Answers, more answers you should give yourselves, preferably as soon as possible behind the mirror, not behind... you slackers and debauchees that you are.
And if I speak of mystification, a little effort needs to be made in tracing psycho tangents (not those that the Italian mafia state demands in the form of taxes, which are nothing but extortion rackets by usurers who self-promote as official big shots) where the connection of the Yello with what I've written up to now is evident in realizing that first of all, they publish for Ralph and therefore had at least company brunches with Residents, Snakefinger, and "affiliates" (and I'll stop here with the ocular banalities), then they are Swiss, and we put a cross on it, then the little sparrowhawk mustaches of premeditated disgusting kitsch, not indifferent, then those shiny soap-dealer faces that sell on the main square any panacea branded Wanna Marchi, including those famous underpants that went into your buttocks without washing, naturally...

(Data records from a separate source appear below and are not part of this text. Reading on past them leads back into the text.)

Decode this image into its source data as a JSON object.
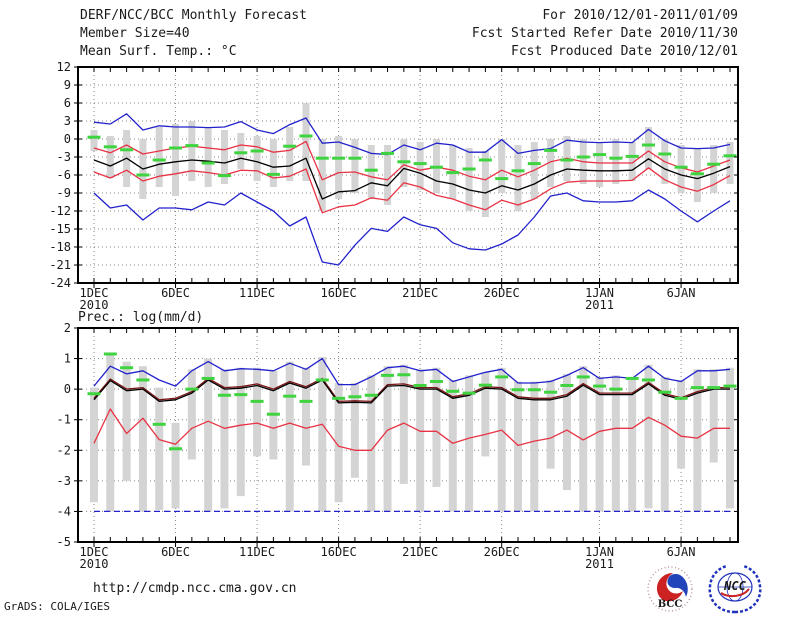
{
  "header": {
    "title": "DERF/NCC/BCC Monthly Forecast",
    "member_size": "Member Size=40",
    "for_range": "For 2010/12/01-2011/01/09",
    "refer_date": "Fcst Started Refer Date 2010/11/30",
    "produced_date": "Fcst Produced Date 2010/12/01"
  },
  "footer": {
    "url": "http://cmdp.ncc.cma.gov.cn",
    "grads_credit": "GrADS: COLA/IGES",
    "logos": [
      "BCC Beijing Climate Center",
      "NCC National Climate Center"
    ]
  },
  "colors": {
    "max_min_line": "#2222cc",
    "spread_line": "#e83344",
    "mean_line": "#000000",
    "median_line": "#7a1515",
    "observation": "#3fd43f",
    "spread_bar": "#d4d4d4",
    "grid": "#858585",
    "frame": "#000000",
    "text": "#1a1a1a",
    "logo_blue": "#2233bb",
    "logo_red": "#cc2222"
  },
  "chart_data": [
    {
      "type": "line",
      "title": "Mean Surf. Temp.: °C",
      "date_range": "2010/12/01 - 2011/01/09",
      "n_days": 40,
      "ylim": [
        -24,
        12
      ],
      "ytick_step": 3,
      "grid": "dotted",
      "legend": "none",
      "x_ticks": [
        {
          "day": 1,
          "label": "1DEC",
          "sublabel": "2010"
        },
        {
          "day": 6,
          "label": "6DEC"
        },
        {
          "day": 11,
          "label": "11DEC"
        },
        {
          "day": 16,
          "label": "16DEC"
        },
        {
          "day": 21,
          "label": "21DEC"
        },
        {
          "day": 26,
          "label": "26DEC"
        },
        {
          "day": 32,
          "label": "1JAN",
          "sublabel": "2011"
        },
        {
          "day": 37,
          "label": "6JAN"
        }
      ],
      "series": [
        {
          "name": "member-spread-bar",
          "kind": "range-bar",
          "color": "#d4d4d4",
          "top": [
            1.5,
            0.5,
            1.5,
            0.0,
            2.0,
            2.5,
            3.0,
            2.0,
            1.5,
            1.0,
            0.5,
            0.0,
            2.0,
            6.0,
            0.0,
            0.5,
            0.0,
            -1.0,
            -1.0,
            0.0,
            -0.5,
            0.0,
            -1.0,
            -1.5,
            -2.0,
            0.0,
            -1.0,
            -0.5,
            0.0,
            0.5,
            0.0,
            -0.5,
            0.0,
            -0.5,
            2.0,
            0.0,
            -1.0,
            -1.5,
            -1.0,
            -0.5
          ],
          "bottom": [
            -2.0,
            -6.5,
            -8.0,
            -10.0,
            -8.0,
            -9.5,
            -7.0,
            -8.0,
            -7.5,
            -5.0,
            -7.0,
            -8.0,
            -7.0,
            -7.0,
            -12.0,
            -10.0,
            -9.0,
            -10.0,
            -11.0,
            -8.0,
            -8.5,
            -9.0,
            -10.0,
            -12.0,
            -13.0,
            -9.0,
            -12.0,
            -10.0,
            -8.0,
            -7.0,
            -7.5,
            -8.0,
            -7.5,
            -7.0,
            -5.0,
            -7.5,
            -9.0,
            -10.5,
            -9.0,
            -7.5
          ]
        },
        {
          "name": "ensemble-max",
          "kind": "line",
          "color": "#2222cc",
          "values": [
            2.8,
            2.5,
            4.2,
            1.5,
            2.2,
            2.0,
            2.0,
            1.9,
            2.0,
            2.9,
            1.5,
            0.9,
            2.4,
            3.5,
            -0.7,
            -0.5,
            -1.4,
            -2.4,
            -2.6,
            -1.0,
            -1.8,
            -0.7,
            -1.0,
            -2.2,
            -2.2,
            -0.1,
            -2.4,
            -1.9,
            -1.6,
            -0.2,
            -0.5,
            -0.6,
            -0.5,
            -0.6,
            1.6,
            -0.3,
            -1.5,
            -1.6,
            -1.5,
            -0.9
          ]
        },
        {
          "name": "upper-spread",
          "kind": "line",
          "color": "#e83344",
          "values": [
            -1.5,
            -2.3,
            -1.0,
            -2.5,
            -2.0,
            -1.5,
            -1.2,
            -1.5,
            -1.8,
            -1.0,
            -1.3,
            -2.2,
            -1.9,
            -0.4,
            -6.8,
            -5.6,
            -5.5,
            -6.3,
            -6.8,
            -4.3,
            -5.2,
            -4.7,
            -5.2,
            -6.2,
            -6.8,
            -5.2,
            -6.3,
            -5.2,
            -3.8,
            -3.2,
            -3.8,
            -4.0,
            -4.0,
            -4.0,
            -2.0,
            -3.8,
            -4.8,
            -5.5,
            -4.5,
            -3.5
          ]
        },
        {
          "name": "ensemble-mean",
          "kind": "line",
          "color": "#000000",
          "values": [
            -3.5,
            -4.5,
            -3.2,
            -5.0,
            -4.2,
            -3.8,
            -3.5,
            -3.7,
            -4.0,
            -3.2,
            -3.8,
            -4.7,
            -4.5,
            -3.2,
            -10.0,
            -8.8,
            -8.6,
            -7.3,
            -7.8,
            -4.9,
            -5.7,
            -7.0,
            -7.5,
            -8.5,
            -9.0,
            -7.8,
            -8.5,
            -7.5,
            -6.0,
            -5.0,
            -5.2,
            -5.3,
            -5.3,
            -5.2,
            -3.3,
            -5.0,
            -6.0,
            -6.6,
            -5.7,
            -4.6
          ]
        },
        {
          "name": "lower-spread",
          "kind": "line",
          "color": "#e83344",
          "values": [
            -5.5,
            -6.5,
            -5.2,
            -7.0,
            -6.2,
            -5.8,
            -5.3,
            -5.6,
            -6.0,
            -5.2,
            -5.3,
            -6.5,
            -6.2,
            -5.0,
            -12.3,
            -11.3,
            -11.0,
            -9.8,
            -10.2,
            -7.3,
            -8.0,
            -9.4,
            -10.0,
            -11.0,
            -11.8,
            -10.2,
            -11.0,
            -10.0,
            -8.3,
            -7.2,
            -7.0,
            -7.0,
            -7.0,
            -6.9,
            -4.8,
            -6.8,
            -8.0,
            -8.7,
            -7.6,
            -6.1
          ]
        },
        {
          "name": "ensemble-min",
          "kind": "line",
          "color": "#2222cc",
          "values": [
            -9.0,
            -11.5,
            -11.0,
            -13.5,
            -11.5,
            -11.5,
            -11.8,
            -10.5,
            -11.0,
            -9.0,
            -10.5,
            -12.0,
            -14.5,
            -13.0,
            -20.5,
            -21.0,
            -17.7,
            -14.9,
            -15.4,
            -13.0,
            -14.3,
            -14.9,
            -17.3,
            -18.3,
            -18.5,
            -17.5,
            -16.0,
            -13.0,
            -9.5,
            -9.0,
            -10.3,
            -10.5,
            -10.5,
            -10.3,
            -8.5,
            -10.0,
            -12.0,
            -13.8,
            -12.0,
            -10.3
          ]
        },
        {
          "name": "observation",
          "kind": "dash-marker",
          "color": "#3fd43f",
          "values": [
            0.3,
            -1.3,
            -1.8,
            -6.0,
            -3.5,
            -1.5,
            -1.1,
            -4.0,
            -6.1,
            -2.3,
            -2.0,
            -5.9,
            -1.2,
            0.5,
            -3.2,
            -3.2,
            -3.2,
            -5.2,
            -2.4,
            -3.8,
            -4.1,
            -4.7,
            -5.6,
            -5.0,
            -3.5,
            -6.6,
            -5.3,
            -4.1,
            -1.9,
            -3.5,
            -3.0,
            -2.6,
            -3.2,
            -2.9,
            -1.0,
            -2.5,
            -4.7,
            -5.8,
            -4.2,
            -2.8
          ]
        }
      ]
    },
    {
      "type": "line",
      "title": "Prec.: log(mm/d)",
      "date_range": "2010/12/01 - 2011/01/09",
      "n_days": 40,
      "ylim": [
        -5,
        2
      ],
      "ytick_step": 1,
      "grid": "dotted",
      "legend": "none",
      "x_ticks": [
        {
          "day": 1,
          "label": "1DEC",
          "sublabel": "2010"
        },
        {
          "day": 6,
          "label": "6DEC"
        },
        {
          "day": 11,
          "label": "11DEC"
        },
        {
          "day": 16,
          "label": "16DEC"
        },
        {
          "day": 21,
          "label": "21DEC"
        },
        {
          "day": 26,
          "label": "26DEC"
        },
        {
          "day": 32,
          "label": "1JAN",
          "sublabel": "2011"
        },
        {
          "day": 37,
          "label": "6JAN"
        }
      ],
      "series": [
        {
          "name": "member-spread-bar",
          "kind": "range-bar",
          "color": "#d4d4d4",
          "top": [
            0.05,
            1.2,
            0.9,
            0.75,
            0.05,
            -1.1,
            0.65,
            1.0,
            0.65,
            0.7,
            0.7,
            0.6,
            0.9,
            0.7,
            1.05,
            0.2,
            0.2,
            0.45,
            0.75,
            0.8,
            0.65,
            0.7,
            0.3,
            0.45,
            0.55,
            0.7,
            0.25,
            0.25,
            0.3,
            0.5,
            0.75,
            0.4,
            0.45,
            0.4,
            0.8,
            0.4,
            0.3,
            0.65,
            0.65,
            0.7
          ],
          "bottom": [
            -3.7,
            -4.0,
            -3.0,
            -4.0,
            -3.95,
            -3.9,
            -2.3,
            -4.0,
            -3.9,
            -3.5,
            -2.2,
            -2.3,
            -4.0,
            -2.5,
            -4.0,
            -3.7,
            -2.9,
            -4.0,
            -4.0,
            -3.1,
            -4.0,
            -3.2,
            -4.0,
            -4.0,
            -2.2,
            -4.0,
            -4.0,
            -4.0,
            -2.6,
            -3.3,
            -4.0,
            -4.0,
            -4.0,
            -4.0,
            -3.9,
            -4.0,
            -2.6,
            -4.0,
            -2.4,
            -3.9
          ]
        },
        {
          "name": "ensemble-max",
          "kind": "line",
          "color": "#2222cc",
          "values": [
            0.1,
            0.75,
            0.5,
            0.6,
            0.3,
            0.1,
            0.6,
            0.9,
            0.6,
            0.67,
            0.65,
            0.6,
            0.85,
            0.65,
            1.0,
            0.15,
            0.15,
            0.4,
            0.7,
            0.75,
            0.6,
            0.65,
            0.25,
            0.4,
            0.55,
            0.65,
            0.2,
            0.2,
            0.25,
            0.45,
            0.7,
            0.35,
            0.4,
            0.35,
            0.75,
            0.35,
            0.25,
            0.6,
            0.6,
            0.65
          ]
        },
        {
          "name": "median",
          "kind": "line",
          "color": "#7a1515",
          "values": [
            -0.3,
            0.33,
            0.0,
            0.05,
            -0.35,
            -0.3,
            -0.08,
            0.35,
            0.05,
            0.08,
            0.17,
            0.0,
            0.25,
            0.08,
            0.35,
            -0.4,
            -0.38,
            -0.4,
            0.15,
            0.17,
            0.05,
            0.05,
            -0.25,
            -0.15,
            0.08,
            0.05,
            -0.25,
            -0.3,
            -0.3,
            -0.18,
            0.18,
            -0.13,
            -0.13,
            -0.13,
            0.22,
            -0.15,
            -0.28,
            -0.08,
            0.05,
            0.05
          ]
        },
        {
          "name": "ensemble-mean",
          "kind": "line",
          "color": "#000000",
          "values": [
            -0.35,
            0.28,
            -0.05,
            0.0,
            -0.4,
            -0.35,
            -0.13,
            0.3,
            0.0,
            0.03,
            0.12,
            -0.05,
            0.2,
            0.03,
            0.3,
            -0.45,
            -0.43,
            -0.45,
            0.1,
            0.12,
            0.0,
            0.0,
            -0.3,
            -0.2,
            0.03,
            0.0,
            -0.3,
            -0.35,
            -0.35,
            -0.23,
            0.13,
            -0.18,
            -0.18,
            -0.18,
            0.17,
            -0.2,
            -0.33,
            -0.13,
            0.0,
            0.0
          ]
        },
        {
          "name": "lower-spread",
          "kind": "line",
          "color": "#e83344",
          "values": [
            -1.77,
            -0.65,
            -1.45,
            -0.95,
            -1.65,
            -1.8,
            -1.28,
            -1.05,
            -1.28,
            -1.18,
            -1.11,
            -1.28,
            -1.11,
            -1.28,
            -1.15,
            -1.87,
            -2.0,
            -2.0,
            -1.34,
            -1.11,
            -1.38,
            -1.38,
            -1.77,
            -1.6,
            -1.48,
            -1.34,
            -1.84,
            -1.7,
            -1.6,
            -1.34,
            -1.66,
            -1.38,
            -1.28,
            -1.28,
            -0.92,
            -1.18,
            -1.54,
            -1.6,
            -1.28,
            -1.28
          ]
        },
        {
          "name": "ensemble-min",
          "kind": "line",
          "color": "#2222cc",
          "dash": true,
          "values": [
            -4.0,
            -4.0,
            -4.0,
            -4.0,
            -4.0,
            -4.0,
            -4.0,
            -4.0,
            -4.0,
            -4.0,
            -4.0,
            -4.0,
            -4.0,
            -4.0,
            -4.0,
            -4.0,
            -4.0,
            -4.0,
            -4.0,
            -4.0,
            -4.0,
            -4.0,
            -4.0,
            -4.0,
            -4.0,
            -4.0,
            -4.0,
            -4.0,
            -4.0,
            -4.0,
            -4.0,
            -4.0,
            -4.0,
            -4.0,
            -4.0,
            -4.0,
            -4.0,
            -4.0,
            -4.0,
            -4.0
          ]
        },
        {
          "name": "observation",
          "kind": "dash-marker",
          "color": "#3fd43f",
          "values": [
            -0.15,
            1.15,
            0.7,
            0.3,
            -1.15,
            -1.95,
            0.0,
            0.35,
            -0.2,
            -0.18,
            -0.4,
            -0.82,
            -0.23,
            -0.4,
            0.3,
            -0.3,
            -0.25,
            -0.2,
            0.45,
            0.47,
            0.12,
            0.25,
            -0.07,
            -0.13,
            0.13,
            0.4,
            -0.02,
            -0.02,
            -0.1,
            0.12,
            0.4,
            0.1,
            0.0,
            0.35,
            0.3,
            -0.1,
            -0.3,
            0.05,
            0.05,
            0.1
          ]
        }
      ]
    }
  ]
}
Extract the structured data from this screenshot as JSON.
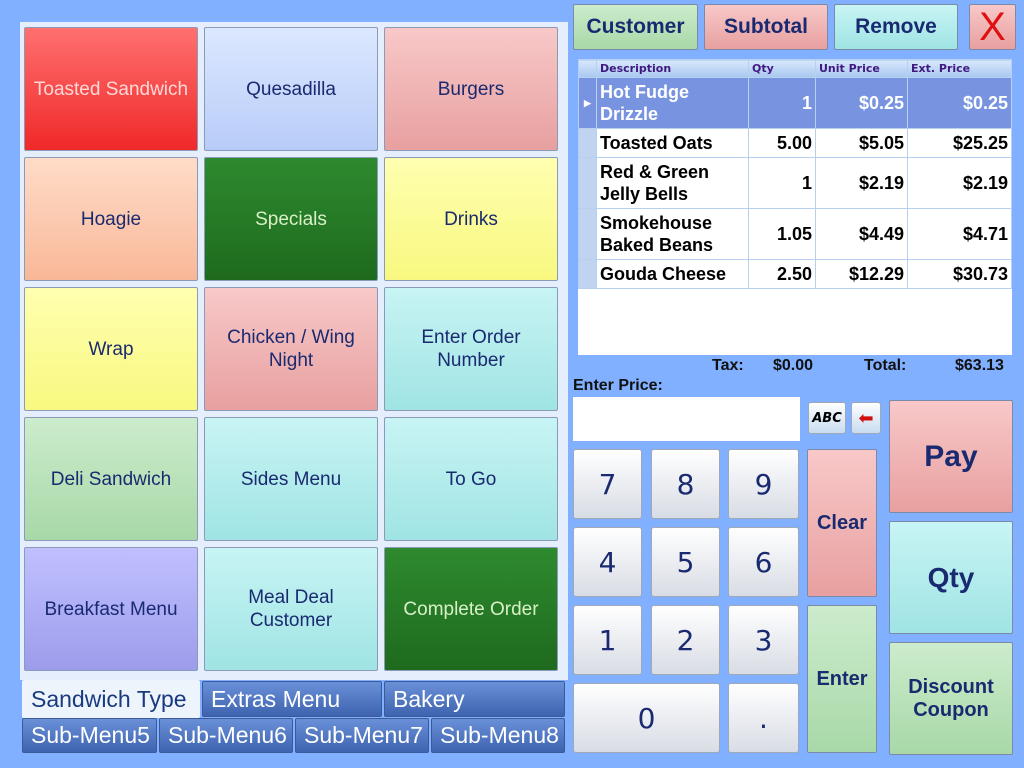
{
  "menu_buttons": [
    "Toasted Sandwich",
    "Quesadilla",
    "Burgers",
    "Hoagie",
    "Specials",
    "Drinks",
    "Wrap",
    "Chicken /  Wing Night",
    "Enter Order Number",
    "Deli Sandwich",
    "Sides Menu",
    "To Go",
    "Breakfast Menu",
    "Meal Deal Customer",
    "Complete Order"
  ],
  "tabs_row1": [
    "Sandwich Type",
    "Extras Menu",
    "Bakery"
  ],
  "tabs_row2": [
    "Sub-Menu5",
    "Sub-Menu6",
    "Sub-Menu7",
    "Sub-Menu8"
  ],
  "toolbar": {
    "customer": "Customer",
    "subtotal": "Subtotal",
    "remove": "Remove",
    "close": "X"
  },
  "order_table": {
    "headers": [
      "Description",
      "Qty",
      "Unit Price",
      "Ext. Price"
    ],
    "rows": [
      {
        "desc": "Hot Fudge Drizzle",
        "qty": "1",
        "unit": "$0.25",
        "ext": "$0.25"
      },
      {
        "desc": "Toasted Oats",
        "qty": "5.00",
        "unit": "$5.05",
        "ext": "$25.25"
      },
      {
        "desc": "Red & Green Jelly Bells",
        "qty": "1",
        "unit": "$2.19",
        "ext": "$2.19"
      },
      {
        "desc": "Smokehouse Baked Beans",
        "qty": "1.05",
        "unit": "$4.49",
        "ext": "$4.71"
      },
      {
        "desc": "Gouda Cheese",
        "qty": "2.50",
        "unit": "$12.29",
        "ext": "$30.73"
      }
    ]
  },
  "totals": {
    "tax_label": "Tax:",
    "tax": "$0.00",
    "total_label": "Total:",
    "total": "$63.13"
  },
  "entry": {
    "label": "Enter Price:",
    "value": "",
    "abc": "ABC"
  },
  "keypad": {
    "k7": "7",
    "k8": "8",
    "k9": "9",
    "k4": "4",
    "k5": "5",
    "k6": "6",
    "k1": "1",
    "k2": "2",
    "k3": "3",
    "k0": "0",
    "dot": ".",
    "clear": "Clear",
    "enter": "Enter"
  },
  "actions": {
    "pay": "Pay",
    "qty": "Qty",
    "discount": "Discount Coupon"
  }
}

But mainly the album title, which says it all, completing a cum laude degree of well-rounded pranksters who daze, as only true mystifiers know how, with the sound quality produced. And you're there, bewildered, rationally trying to find the end of the skein, but which (ta)sk. It doesn't work that way...
With these so-called fraudsters, you have to approach already "broken," otherwise, the logical thread the system trained you to follow will fool you into believing that at the return from the thread, there's a good Ariadne with whom you'll have a mega shag after the mythological minotauric feat, thinking you're "the man who never needs to ask" the aftershave, sseee... And instead, from the labyrinth comes a fool with a "thing" taurine that does it like a bucket, for your little derriere. See the turns of life? Go trust logic, go...
But luckily with those from Zurich, even if they ask you for money, we are in an iron barrel and chastity belt against screwing of an unexpectedly humane compassionate dimension. In their metaverse, the aroma of crap remains intact Deo Gratias!
So let us "make a charm of all the grass" that born-to-be-rogues we're: are we men or canepards?
"Ask and it shall be given to you"... CLARO QUE SÌ!